CHP’nin Grup Yorum şarkılı mitingleri, öğrencilerin boykot ve yürüyüşlerini sahiplenmesi, halkı sokaklara çağırması, bize halkın düzene öfkesinin büyüklüğünü göstermelidir.
Bu öfkenin büyüklüğüdür ki, halkın her kesiminin sokaklara dökülmesine neden oldu.
İşçisi, emeklisi, öğrencisi, sanatçısı, yazarları, öğretim görevlileri, avukatlar… Her kesimi sokaklara döken, faşist düzene karşı adalet talebidir.
CHP’lilerin de ifade ettikleri gibi halkın sokaklara çıkması, faşist AKP iktidarının “vandal”, “terörist”, “marjinal” gibi demagojilerini yıkarak direnme ve mücadele meşruluğunu sağladı.
Sokak yasaklarını kırdı; sokaklar, halkın direnişi ve mücadelesiyle kazanıldı.
Fakat en temel eksiklik, devrimci önderliktir.
Devrimcilerin önderlik etmedikleri bir hareket, nihayetinde bir sonuca ulaşamadan, herhangi bir sorunun çözümünü sağlayamadan sönecektir.
Öyle de oluyor.
CHP, halk hareketlerine önderlik edemez.
Halkın sokaklara dökülmesinden, AKP faşizmi kadar CHP de korkar.

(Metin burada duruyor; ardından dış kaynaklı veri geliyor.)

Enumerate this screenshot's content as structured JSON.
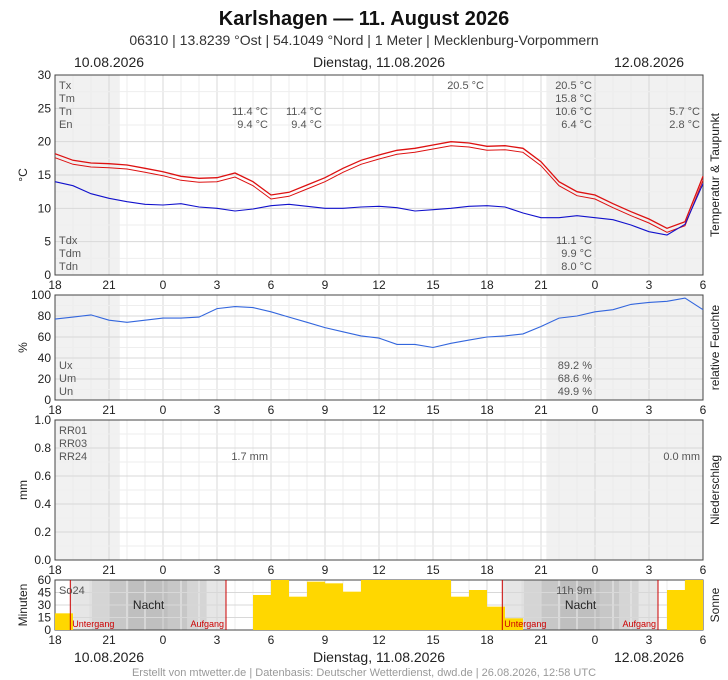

Korkularının temeli, halkın kendilerini aşarak iktidara yönelmesidir.
Halkın hareketini sonuca ulaştıracak olan, halkın kendi örgütlenmeleri ve devrimci önderliktir.
Bu hareketin en fazla evrileceği yer, CHP’nin sandıktan bir kez daha birinci parti olarak çıkmasını sağlamaktır.
Fakat bu, halkın hiçbir sorununun çözümü değildir.
CHP’nin halka vereceği de kapitalizmden başka bir şey değildir; yeni sömürgecilik ilişkilerinin sürdürülmesinden başka bir şey değildir.
CHP’nin halkın ekonomik sorunlarını çözecek bir ekonomik programı, halkın demokrasi sorununu çözecek bir demokrasi programı yoktur.
CHP’nin iktidarında da Türkiye’yi yönetecek olan, aynı emperyalist ve işbirlikçi tekeller olacaktır.
Bugün de zaten yaşanan, onların iktidarıdır.
CHP, ADALETSIZLIKLERIN HESABINI SORAMAZ.
BASKI VE ZULMÜN HESABINI SORAMAZ.
YOLSUZLUKLARIN, DOLANDIRICILIKLARIN HESABINI SORAMAZ.
FAŞIZMI YENECEK TEK GÜÇ, HALK GÜCÜDÜR.
HALKIN ÖRGÜTLÜ GÜCÜDÜR.
ADALETSIZLIKLERIN, ZULMÜN, KATLIAMLARIN, SÖMÜRÜNÜN HESABINI SORACAK VE BUNLARA SON VERECEK TEK GÜÇ, HALKIN ÖRGÜTLÜ GÜCÜDÜR!
BUNUN IÇIN TEK ÇÖZÜM; HALK KOMITELERINDE VE HALK MECLISLERINDE ÖRGÜTLENMEKTIR!